La question est d’autant plus légitime qu’un document sur la morale constituait une des préoccupations majeures de Jean XXIII lorsqu’il prit l’initiative de rassembler un Concile. Il institua une commission spéciale en vue d’élaborer un document sur ce sujet. Comme les autres commissions, celle-ci travailla selon les directives du Saint-Office et fit une enquête auprès des évêques et des facultés de théologie. Les résultats de l’enquête manifestèrent à l’évidence la crise profonde traversée par la théologie morale et la forte aspiration à un renouveau. Après maintes discussions, un avant-projet, dont le principal rédacteur était le père jésuite Hürth, vit le jour en 1961. Il était intitulé : Constitutio de ordine morali. Ouvrons-le. Le plan suit l’organisation des manuels de morale classique des derniers siècles : la loi, la conscience, les actes humains et les péchés. Ensuite, quant au contenu, notons deux faits significatifs : la source première de la morale s’identifie à la loi naturelle ; la loi évangélique vient seulement confirmer de son autorité les conclusions de la morale naturelle. Enfin, la perspective est celle d’une morale de l’obligation.

2’) Les critiques

Avant le Concile, ce projet est soumis à différents experts. Les critiques, acerbes, portent notamment sur le rôle de la Loi évangélique, autrement dit sur la spécificité chrétienne de la morale. Elles émaneront surtout du cardinal Döpfner et du père dominicain Le Guillou.

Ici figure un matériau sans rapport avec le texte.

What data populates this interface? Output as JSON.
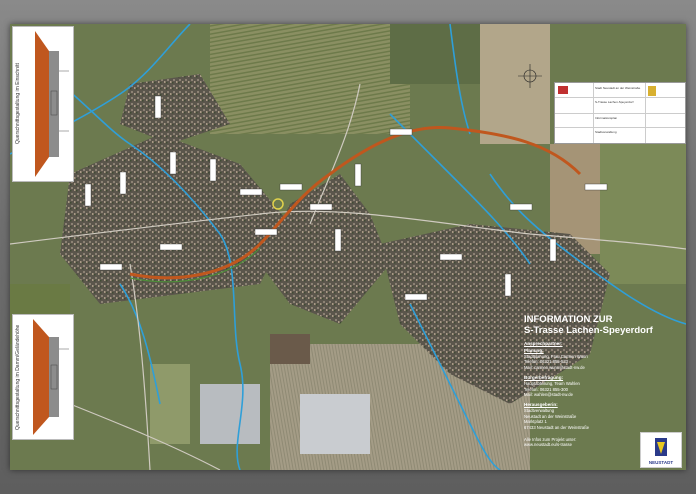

Lors de la troisième session de la Commission centrale, en février 1962, le cardinal Döpfner adresse trois critiques principales : 1. la présentation de la morale doit être plus biblique, centré sur la volonté salvifique du Christ ; 2. la Loi nouvelle apparaît extérieure, alors que la loi naturelle est intérieure ; 3. l’absence de réflexion sur le mode de connaissance des législations appartenant aux deux Testaments, à savoir les lumières de la foi et de la raison.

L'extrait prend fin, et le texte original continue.